According to Glassnode data, retail investors are still bullish on BTC as they continue to grow their holdings. On the other hand, whales have slipped in their Bitcoin accumulation.
A retail investor is different from a whale. Generally, a retail investor holds 1 BTC or less, while a whale has over 1000 BTC. Per reports, the BTC holdings of retailers have doubled. As of 2018, they held 1.5 million BTC, while institutional investors had 10 million.
However, the setbacks and crises in the crypto sector, including the FTX collapse, bankruptcy cases, Terra collapse, and hacks, have caused a change in their holdings. During the crypto downturn ignited by Terra’s collapse, data shows that investors still bought BTC.
Unfortunately, BTC traded flat in Q3 2022 due to the bearish nature of the market. The data further revealed that the accumulation phase began in late October for Bitcoiners with at least one BTC.
Conversely, those with over 10,000 BTC have not stopped selling since the middle of July till now. Based on previous data, this is the third-largest dump spearheaded by BTC whales in accumulation and transactions.
According to CryptoQuant, an on-chain analytical platform, Bitcoin whales’ response to the Terra and FTX saga is to have sold more than 365K BTC in the last six months.
Whales Responsible For 80% Of BTC Sell-Offs Since June
Furthermore, on-chain data shows that Bitcoin whales with 1,000 to 10,000 BTC sold huge amounts of their holdings from June to November. The data further states that whales are to blame for over 80% of BTC sell-offs since June.
Presently, the price of BTC is oscillating around the $16,000 and $17,000 region. Meanwhile, retail investors are not deterred by the low price.

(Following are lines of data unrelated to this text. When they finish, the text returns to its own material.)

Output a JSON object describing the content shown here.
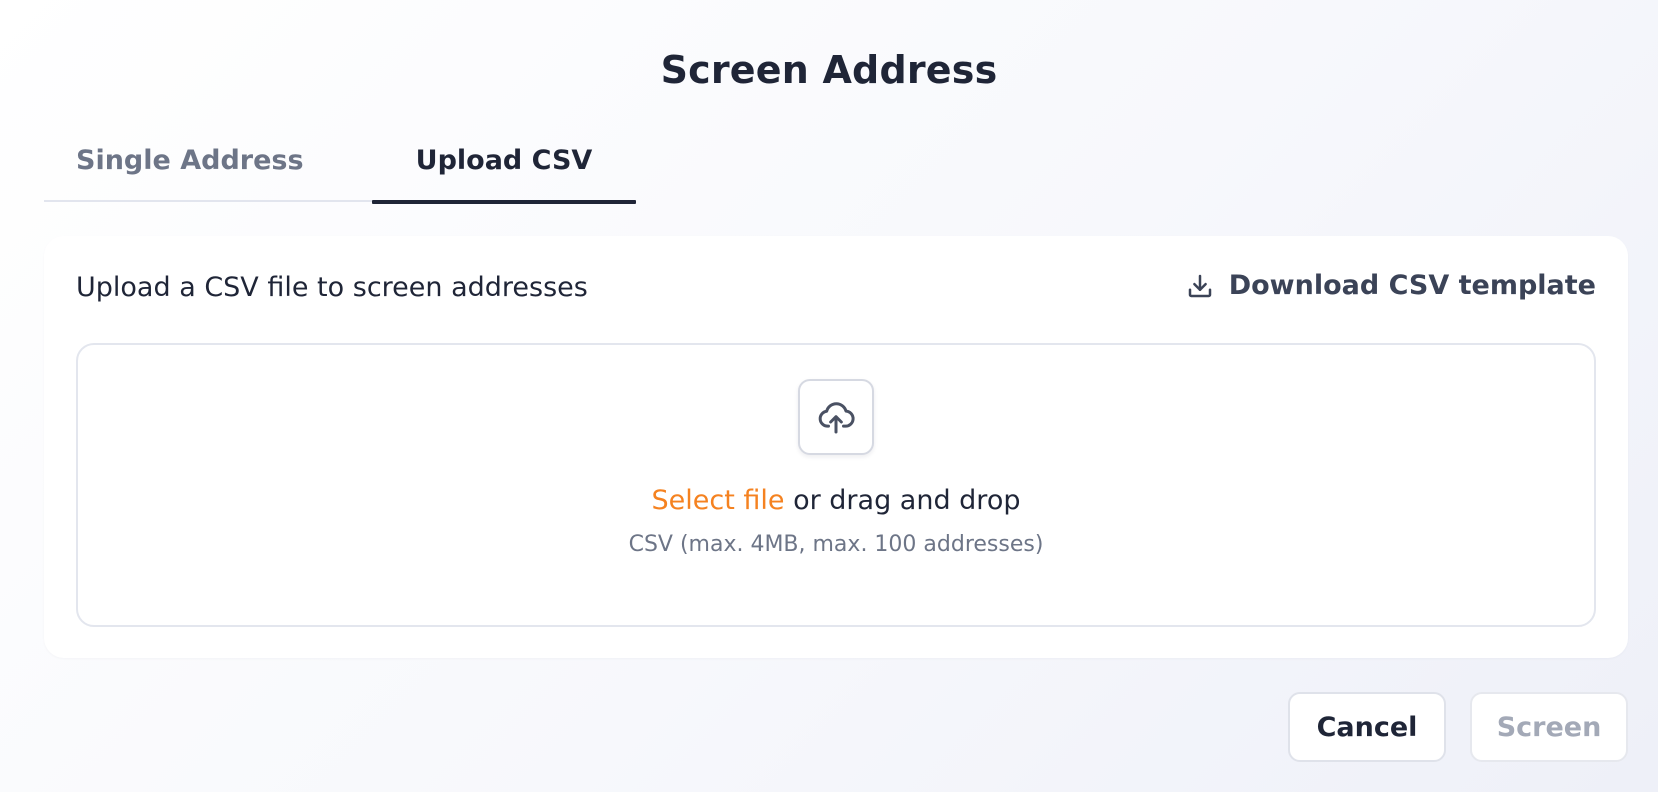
{
  "dialog": {
    "title": "Screen Address"
  },
  "tabs": [
    {
      "label": "Single Address",
      "active": false
    },
    {
      "label": "Upload CSV",
      "active": true
    }
  ],
  "card": {
    "heading": "Upload a CSV file to screen addresses",
    "download_label": "Download CSV template",
    "download_icon": "download-icon"
  },
  "dropzone": {
    "icon": "cloud-upload-icon",
    "select_label": "Select file",
    "drag_label": " or drag and drop",
    "hint": "CSV (max. 4MB, max. 100 addresses)"
  },
  "footer": {
    "cancel_label": "Cancel",
    "screen_label": "Screen",
    "screen_disabled": true
  },
  "colors": {
    "accent": "#f58220",
    "text": "#1f2537",
    "muted": "#6d7587",
    "disabled": "#a3a9b7"
  }
}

Retail investors have added about 96,200 BTC to their holdings following the FTX collapse.
In addition, data from Glassnode shows that the number of BTC wallet addresses has increased recently, hitting a new high. Since the FTX collapse, several crypto investors have moved their BTC off exchanges into hard wallets.
The FTX crisis contributed to an increase in the number of Bitcoin outflows from exchanges. Users’ trust in centralized exchanges diminished as they turned to self-custody.
According to Glassnode, BTC exchange outflows hit 106,000 BTC per month, a first in history. This high exchange outflow means the BTCs in these hard wallets might stay dormant for a long time.